With ANNs, admittedly, the situation is slightly murkier. The majority of advancements happen on mathematical grounds (e.g. choosing nonlinear activation functions to be able to approximate non-linear functions; various enhancements for faster or more stable floating point computations) or from broader computer science/engineering (faster GPUs, the single biggest factor in the advancement of the field).
However, there have been occasional forays back into biology, like the inspiration behind CNNs, and perhaps attention in Transformers. So, perhaps even by my own token, there is some (small) amount of biomimetic feedback in the design of ANNs.
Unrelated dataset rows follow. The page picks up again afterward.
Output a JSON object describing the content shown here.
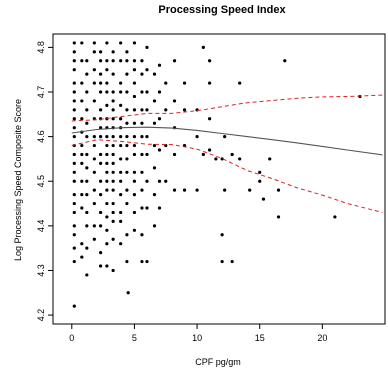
{
  "chart_data": {
    "type": "scatter",
    "title": "Processing Speed Index",
    "xlabel": "CPF pg/gm",
    "ylabel": "Log Processing Speed Composite Score",
    "xlim": [
      -1.5,
      25
    ],
    "ylim": [
      4.18,
      4.83
    ],
    "x_ticks": [
      0,
      5,
      10,
      15,
      20
    ],
    "y_ticks": [
      4.2,
      4.3,
      4.4,
      4.5,
      4.6,
      4.7,
      4.8
    ],
    "grid": false,
    "legend": "none",
    "colors": {
      "points": "#000000",
      "fit": "#555555",
      "ci": "#dd2222"
    },
    "points": {
      "x": [
        0.2,
        0.2,
        0.2,
        0.2,
        0.2,
        0.2,
        0.2,
        0.2,
        0.2,
        0.2,
        0.2,
        0.2,
        0.2,
        0.2,
        0.2,
        0.2,
        0.2,
        0.2,
        0.2,
        0.2,
        0.2,
        0.2,
        0.2,
        0.2,
        0.8,
        0.8,
        0.8,
        0.8,
        0.8,
        0.8,
        0.8,
        0.8,
        0.8,
        0.8,
        0.8,
        0.8,
        0.8,
        0.8,
        1.2,
        1.2,
        1.2,
        1.2,
        1.2,
        1.2,
        1.2,
        1.2,
        1.2,
        1.2,
        1.2,
        1.2,
        1.2,
        1.2,
        1.8,
        1.8,
        1.8,
        1.8,
        1.8,
        1.8,
        1.8,
        1.8,
        1.8,
        1.8,
        1.8,
        1.8,
        1.8,
        1.8,
        2.3,
        2.3,
        2.3,
        2.3,
        2.3,
        2.3,
        2.3,
        2.3,
        2.3,
        2.3,
        2.3,
        2.3,
        2.3,
        2.3,
        2.3,
        2.3,
        2.3,
        2.8,
        2.8,
        2.8,
        2.8,
        2.8,
        2.8,
        2.8,
        2.8,
        2.8,
        2.8,
        2.8,
        2.8,
        2.8,
        2.8,
        2.8,
        2.8,
        2.8,
        2.8,
        2.8,
        2.8,
        3.3,
        3.3,
        3.3,
        3.3,
        3.3,
        3.3,
        3.3,
        3.3,
        3.3,
        3.3,
        3.3,
        3.3,
        3.3,
        3.3,
        3.3,
        3.3,
        3.3,
        3.3,
        3.3,
        3.3,
        3.9,
        3.9,
        3.9,
        3.9,
        3.9,
        3.9,
        3.9,
        3.9,
        3.9,
        3.9,
        3.9,
        3.9,
        3.9,
        3.9,
        3.9,
        3.9,
        4.4,
        4.4,
        4.4,
        4.4,
        4.4,
        4.4,
        4.4,
        4.4,
        4.4,
        4.4,
        4.4,
        4.4,
        4.4,
        4.4,
        5.0,
        5.0,
        5.0,
        5.0,
        5.0,
        5.0,
        5.0,
        5.0,
        5.0,
        5.0,
        5.0,
        5.0,
        5.0,
        5.0,
        5.0,
        5.6,
        5.6,
        5.6,
        5.6,
        5.6,
        5.6,
        5.6,
        5.6,
        5.6,
        5.6,
        5.6,
        5.6,
        6.0,
        6.0,
        6.0,
        6.0,
        6.0,
        6.0,
        6.0,
        6.0,
        6.0,
        6.6,
        6.6,
        6.6,
        6.6,
        6.6,
        6.6,
        6.6,
        7.0,
        7.0,
        7.0,
        7.0,
        7.0,
        7.0,
        7.5,
        7.5,
        7.5,
        7.5,
        8.2,
        8.2,
        8.2,
        8.2,
        8.2,
        9.0,
        9.0,
        9.0,
        9.0,
        10.0,
        10.0,
        10.0,
        10.5,
        10.5,
        11.0,
        11.0,
        11.0,
        11.0,
        11.5,
        12.0,
        12.0,
        12.0,
        12.2,
        12.2,
        12.8,
        12.8,
        13.4,
        13.4,
        14.2,
        15.0,
        15.0,
        15.3,
        15.8,
        16.5,
        16.5,
        17.0,
        21.0,
        23.0,
        4.5
      ],
      "y": [
        4.81,
        4.79,
        4.77,
        4.75,
        4.72,
        4.7,
        4.68,
        4.66,
        4.64,
        4.62,
        4.6,
        4.58,
        4.56,
        4.54,
        4.52,
        4.5,
        4.47,
        4.45,
        4.43,
        4.4,
        4.38,
        4.35,
        4.32,
        4.22,
        4.81,
        4.77,
        4.72,
        4.68,
        4.64,
        4.61,
        4.58,
        4.56,
        4.54,
        4.5,
        4.47,
        4.44,
        4.36,
        4.33,
        4.77,
        4.74,
        4.7,
        4.66,
        4.63,
        4.6,
        4.56,
        4.53,
        4.5,
        4.47,
        4.43,
        4.4,
        4.35,
        4.29,
        4.81,
        4.79,
        4.75,
        4.72,
        4.68,
        4.64,
        4.6,
        4.58,
        4.55,
        4.52,
        4.48,
        4.45,
        4.4,
        4.37,
        4.79,
        4.77,
        4.74,
        4.72,
        4.7,
        4.66,
        4.64,
        4.62,
        4.6,
        4.56,
        4.54,
        4.5,
        4.47,
        4.43,
        4.4,
        4.34,
        4.31,
        4.81,
        4.77,
        4.75,
        4.72,
        4.7,
        4.67,
        4.64,
        4.62,
        4.6,
        4.58,
        4.56,
        4.54,
        4.52,
        4.5,
        4.48,
        4.45,
        4.42,
        4.39,
        4.36,
        4.31,
        4.79,
        4.77,
        4.74,
        4.7,
        4.68,
        4.66,
        4.64,
        4.62,
        4.6,
        4.58,
        4.56,
        4.54,
        4.52,
        4.5,
        4.48,
        4.45,
        4.43,
        4.41,
        4.37,
        4.3,
        4.81,
        4.77,
        4.72,
        4.7,
        4.67,
        4.64,
        4.62,
        4.6,
        4.58,
        4.55,
        4.52,
        4.5,
        4.47,
        4.43,
        4.41,
        4.36,
        4.79,
        4.77,
        4.74,
        4.7,
        4.66,
        4.63,
        4.6,
        4.58,
        4.55,
        4.52,
        4.48,
        4.45,
        4.38,
        4.32,
        4.81,
        4.77,
        4.75,
        4.72,
        4.69,
        4.66,
        4.63,
        4.6,
        4.58,
        4.56,
        4.52,
        4.5,
        4.47,
        4.43,
        4.39,
        4.77,
        4.74,
        4.7,
        4.66,
        4.63,
        4.6,
        4.56,
        4.52,
        4.48,
        4.44,
        4.38,
        4.32,
        4.8,
        4.75,
        4.7,
        4.66,
        4.6,
        4.56,
        4.5,
        4.44,
        4.32,
        4.74,
        4.68,
        4.63,
        4.58,
        4.53,
        4.47,
        4.4,
        4.76,
        4.7,
        4.64,
        4.57,
        4.5,
        4.44,
        4.72,
        4.66,
        4.58,
        4.5,
        4.77,
        4.68,
        4.62,
        4.56,
        4.48,
        4.72,
        4.66,
        4.58,
        4.48,
        4.66,
        4.6,
        4.48,
        4.8,
        4.56,
        4.77,
        4.72,
        4.64,
        4.57,
        4.55,
        4.55,
        4.38,
        4.32,
        4.6,
        4.48,
        4.56,
        4.32,
        4.72,
        4.55,
        4.48,
        4.52,
        4.5,
        4.46,
        4.55,
        4.48,
        4.42,
        4.77,
        4.42,
        4.69,
        4.25
      ]
    },
    "fit_line": {
      "x": [
        0,
        2,
        4,
        6,
        8,
        10,
        12,
        14,
        16,
        18,
        20,
        22,
        24.8
      ],
      "y": [
        4.608,
        4.616,
        4.62,
        4.621,
        4.619,
        4.614,
        4.607,
        4.6,
        4.593,
        4.586,
        4.578,
        4.57,
        4.559
      ]
    },
    "ci_upper": {
      "x": [
        0,
        2,
        4,
        6,
        8,
        10,
        12,
        14,
        16,
        18,
        20,
        22,
        24.8
      ],
      "y": [
        4.635,
        4.638,
        4.645,
        4.652,
        4.652,
        4.658,
        4.667,
        4.676,
        4.681,
        4.686,
        4.689,
        4.69,
        4.693
      ]
    },
    "ci_lower": {
      "x": [
        0,
        2,
        4,
        6,
        8,
        10,
        12,
        14,
        16,
        18,
        20,
        22,
        24.8
      ],
      "y": [
        4.58,
        4.593,
        4.589,
        4.583,
        4.582,
        4.572,
        4.551,
        4.524,
        4.506,
        4.485,
        4.469,
        4.45,
        4.43
      ]
    }
  }
}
>After all, Turing very explicitly modeled it after the activity of a mathematician working with a notebook. The read head represents the eyes of the mathematician scanning the notebook for symbols, the write head is their pencil, and the tape is the notebook itself.
My feeling on this is complete opposite to yours. To me, this is completely valid mode of discovery, and possibly even what led to the thought of the Turing machine. We are after all, interested in mimicking/reproducing the we way think. So it's perfectly sensible that one would "think about how we think" to try and come up with a model of computation.
I dont care at all about this argument of whether to call something biomemic or not. Thats just semantics. What you associate with meaning "biomemic" is subject to interpretation and one can only establish an objective criteria for it by asserting ones own mental model is the only correct one.
> My feeling on this is complete opposite to yours. To me, this is completely valid mode of discovery, and possibly even what led to the thought of the Turing machine. We are after all, interested in mimicking/reproducing the we way think. So it's perfectly sensible that one would "think about how we think" to try and come up with a model of computation.
I'm not sure if you thought I was being sarcastic, but what I was describing there is literally how Turing came up with the idea, he describes this in the paper where he introduces the concept of computable numbers [0]. I just summarized the non-math bits of his paper.
If you haven't read it, I highly recommend it, it's really easily digestible if you ignore the more mathematical parts. This particular argument appears in section 9.